What's the difference between Mission Control and App Exposé?
Mission Control (Ctrl+Up) shows every open window across every application and every Space simultaneously, giving the broadest possible overview. App Exposé (Ctrl+Down) narrows that scope to just the windows belonging to the currently active application, useful when you specifically want to choose between several windows of the same app (like multiple Finder windows) without the visual noise of every other open app's windows too.
I pressed Return on a file in Finder and it started renaming instead of opening — why?
Users arriving from Windows trip over this constantly, since Enter opens the selected item there by default. On Mac, Return is bound to renaming the selected item instead, while Cmd+O (or simply double-clicking) is the shortcut for actually opening it — a deliberate and long-standing difference in Apple's file-management conventions.
Why does Cmd+Tab sometimes skip an app I know is still open?
Cmd+Tab switches between full applications, not individual windows, so if an app has all of its windows minimized or is fully hidden (via Cmd+H), it can still appear in the switcher — but a background helper process or an app that's technically running without any visible windows and without being in the Dock's active app list may not surface there at all. Checking the Dock for a small dot beneath an app's icon (indicating it's actively running) helps distinguish a genuinely open app from one that's fully quit.

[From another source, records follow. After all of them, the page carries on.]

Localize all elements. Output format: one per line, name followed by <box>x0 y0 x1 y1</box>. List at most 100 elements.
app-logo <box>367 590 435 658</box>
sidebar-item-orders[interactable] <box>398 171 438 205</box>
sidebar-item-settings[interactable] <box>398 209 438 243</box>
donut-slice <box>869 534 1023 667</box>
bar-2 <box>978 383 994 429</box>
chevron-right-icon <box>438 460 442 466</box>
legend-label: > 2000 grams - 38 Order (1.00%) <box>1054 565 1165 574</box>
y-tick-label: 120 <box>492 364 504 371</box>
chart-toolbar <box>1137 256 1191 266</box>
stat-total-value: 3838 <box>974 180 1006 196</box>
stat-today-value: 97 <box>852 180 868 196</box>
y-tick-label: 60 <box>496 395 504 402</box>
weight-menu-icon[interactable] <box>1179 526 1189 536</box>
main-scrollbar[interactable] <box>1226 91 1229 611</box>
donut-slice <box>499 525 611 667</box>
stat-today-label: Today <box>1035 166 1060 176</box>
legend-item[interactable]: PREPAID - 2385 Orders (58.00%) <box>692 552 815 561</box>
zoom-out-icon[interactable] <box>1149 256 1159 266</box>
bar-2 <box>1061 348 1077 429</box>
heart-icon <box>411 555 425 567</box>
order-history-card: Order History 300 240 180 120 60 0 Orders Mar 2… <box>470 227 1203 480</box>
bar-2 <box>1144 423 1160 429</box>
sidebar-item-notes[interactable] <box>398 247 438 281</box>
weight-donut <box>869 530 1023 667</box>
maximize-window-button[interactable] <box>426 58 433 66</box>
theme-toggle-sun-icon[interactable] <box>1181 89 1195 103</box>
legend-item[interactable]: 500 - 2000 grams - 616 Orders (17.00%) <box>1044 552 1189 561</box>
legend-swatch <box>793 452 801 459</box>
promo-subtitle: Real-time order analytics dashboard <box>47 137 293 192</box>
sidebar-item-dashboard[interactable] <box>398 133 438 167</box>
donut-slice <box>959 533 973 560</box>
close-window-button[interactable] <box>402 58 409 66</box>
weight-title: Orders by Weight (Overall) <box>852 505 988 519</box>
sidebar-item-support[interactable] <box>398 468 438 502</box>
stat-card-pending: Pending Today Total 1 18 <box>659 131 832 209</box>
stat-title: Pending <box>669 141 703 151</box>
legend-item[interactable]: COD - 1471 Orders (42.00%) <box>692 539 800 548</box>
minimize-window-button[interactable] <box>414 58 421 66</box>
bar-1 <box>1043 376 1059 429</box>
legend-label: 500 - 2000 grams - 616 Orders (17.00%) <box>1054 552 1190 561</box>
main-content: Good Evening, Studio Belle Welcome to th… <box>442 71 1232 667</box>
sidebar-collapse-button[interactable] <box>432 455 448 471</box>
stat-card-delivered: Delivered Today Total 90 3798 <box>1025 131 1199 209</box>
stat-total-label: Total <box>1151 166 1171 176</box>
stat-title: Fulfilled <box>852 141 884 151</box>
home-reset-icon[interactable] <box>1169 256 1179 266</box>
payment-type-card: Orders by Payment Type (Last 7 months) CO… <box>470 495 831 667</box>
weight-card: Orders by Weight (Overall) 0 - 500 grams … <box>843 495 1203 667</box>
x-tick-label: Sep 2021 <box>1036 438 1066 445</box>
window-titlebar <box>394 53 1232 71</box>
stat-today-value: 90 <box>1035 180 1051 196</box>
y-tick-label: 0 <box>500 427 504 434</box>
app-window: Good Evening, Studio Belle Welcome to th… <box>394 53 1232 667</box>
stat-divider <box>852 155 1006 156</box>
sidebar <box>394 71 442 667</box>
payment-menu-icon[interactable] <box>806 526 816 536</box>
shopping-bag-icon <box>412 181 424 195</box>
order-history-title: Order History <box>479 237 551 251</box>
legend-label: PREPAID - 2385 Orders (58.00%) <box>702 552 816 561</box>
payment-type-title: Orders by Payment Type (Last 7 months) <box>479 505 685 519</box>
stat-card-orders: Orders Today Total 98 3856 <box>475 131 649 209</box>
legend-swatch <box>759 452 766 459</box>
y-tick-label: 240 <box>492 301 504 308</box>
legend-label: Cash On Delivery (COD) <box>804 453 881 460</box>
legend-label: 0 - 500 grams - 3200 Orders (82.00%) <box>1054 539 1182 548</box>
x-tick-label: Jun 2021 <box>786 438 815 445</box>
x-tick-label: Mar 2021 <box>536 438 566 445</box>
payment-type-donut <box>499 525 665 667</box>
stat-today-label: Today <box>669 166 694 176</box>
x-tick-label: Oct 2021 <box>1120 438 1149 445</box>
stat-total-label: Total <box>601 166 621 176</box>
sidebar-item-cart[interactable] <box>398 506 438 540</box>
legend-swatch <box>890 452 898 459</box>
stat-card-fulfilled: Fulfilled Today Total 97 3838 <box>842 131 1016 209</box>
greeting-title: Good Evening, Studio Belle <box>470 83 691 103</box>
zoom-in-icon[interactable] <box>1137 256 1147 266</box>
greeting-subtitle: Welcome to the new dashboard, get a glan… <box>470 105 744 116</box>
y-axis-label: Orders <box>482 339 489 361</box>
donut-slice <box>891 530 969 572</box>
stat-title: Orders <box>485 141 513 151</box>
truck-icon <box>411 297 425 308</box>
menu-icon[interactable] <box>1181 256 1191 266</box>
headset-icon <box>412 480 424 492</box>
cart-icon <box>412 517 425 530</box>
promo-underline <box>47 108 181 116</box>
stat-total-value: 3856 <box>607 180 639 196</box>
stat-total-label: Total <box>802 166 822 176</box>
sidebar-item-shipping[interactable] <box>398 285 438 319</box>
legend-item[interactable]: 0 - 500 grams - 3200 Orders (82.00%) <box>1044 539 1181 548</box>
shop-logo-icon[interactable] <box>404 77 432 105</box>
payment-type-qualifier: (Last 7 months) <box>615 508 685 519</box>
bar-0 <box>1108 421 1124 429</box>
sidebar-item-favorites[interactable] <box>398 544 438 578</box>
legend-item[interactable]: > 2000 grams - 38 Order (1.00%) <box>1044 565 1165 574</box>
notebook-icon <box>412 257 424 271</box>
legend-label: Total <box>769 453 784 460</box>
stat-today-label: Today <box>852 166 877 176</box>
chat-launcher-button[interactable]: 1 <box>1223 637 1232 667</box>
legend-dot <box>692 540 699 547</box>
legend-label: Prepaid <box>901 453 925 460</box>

Why does Spotlight sometimes fail to find a file I know exists on disk?
Spotlight relies on a background indexing service that can occasionally fall behind after a large file operation (copying many files at once, restoring from a backup, or connecting an external drive for the first time), and certain folder locations can be explicitly excluded from indexing in System Settings > Siri & Spotlight > Spotlight Privacy. If a known file consistently doesn't appear, checking that its containing drive or folder isn't excluded, and giving indexing time to complete after a large file operation, resolves most cases.